Iain Duncan Smith has been a focus of anger for disabled activists since he took over the post in 2010, but his latest television interview this week, with Channel 4 News, saw him lie twice about the impact of his reforms on disabled people in an interview that lasted less than five minutes.
He lied first about how generous Britain was in disability spending, and then lied about Conservative plans for a benefits freeze after the election.
Duncan Smith claimed that those disabled people in the support group of the out-of-work disability benefit employment and support allowance (ESA) – those with the highest support needs – would be “exempted” from the benefits freeze.
But his own special adviser, Lizzie Loudon, told Disability News Service (DNS) just three weeks ago that this group would not be exempted from the benefits freeze, a position that was eventually confirmed by chancellor George Osborne’s own special adviser.
They confirmed to DNS that the main ESA component would be frozen – so affecting all those in the support group – and that it was just the support group top-up that would be exempted from the freeze.
Duncan Smith was asked how disabled people should feel about the controversial comments of his welfare reform minister Lord Freud, who claimed at a fringe event at the Conservative party conference in Birmingham that some disabled people were not worth the minimum wage.

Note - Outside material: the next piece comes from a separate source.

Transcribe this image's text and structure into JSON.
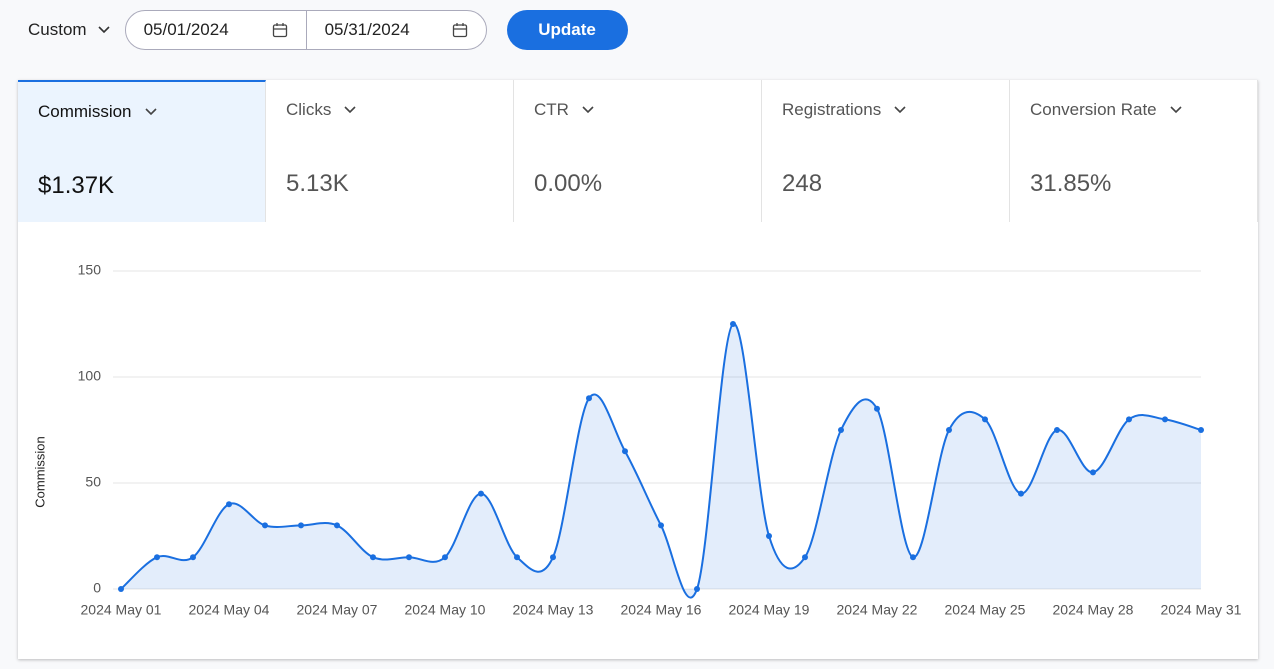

Duncan Smith replied that the UK government “probably spend more than almost any other country in the developed world. We spend nearly double what Germany spends.”
This repeated claims made by both Lord Freud and their Conservative ministerial colleague Esther McVey, who had used figures from the OECD (the Organisation for Economic Co-operation and Development) to suggest that the government was a “world leader” in disability spending.
They said last year that the UK spent “almost double the OECD average” on disabled people, spending 2.4 per cent against the OECD average of 1.3 per cent in 2009.
But they were only able to make that claim by quoting the OECD’s “disability” figures, and ignoring those for “sickness”, which includes spending on ESA and incapacity benefit.
If a comparison is made between the UK and all of its immediate OECD neighbours – Belgium, the Netherlands, Germany, France, Denmark, Norway, Sweden, Iceland and Ireland – the UK’s spending is lower than average.
Where the UK spent 2.9 per cent of GDP on “disability and sickness” in 2009, its nine OECD neighbours spent an average of 3.2 per cent. And the UK’s spending is only slightly higher than Germany’s, which is 2.6 per cent of GDP, a long way from being “nearly double”.
Duncan Smith declined to comment when asked to respond to claims that he had lied about both issues in the Channel 4 interview.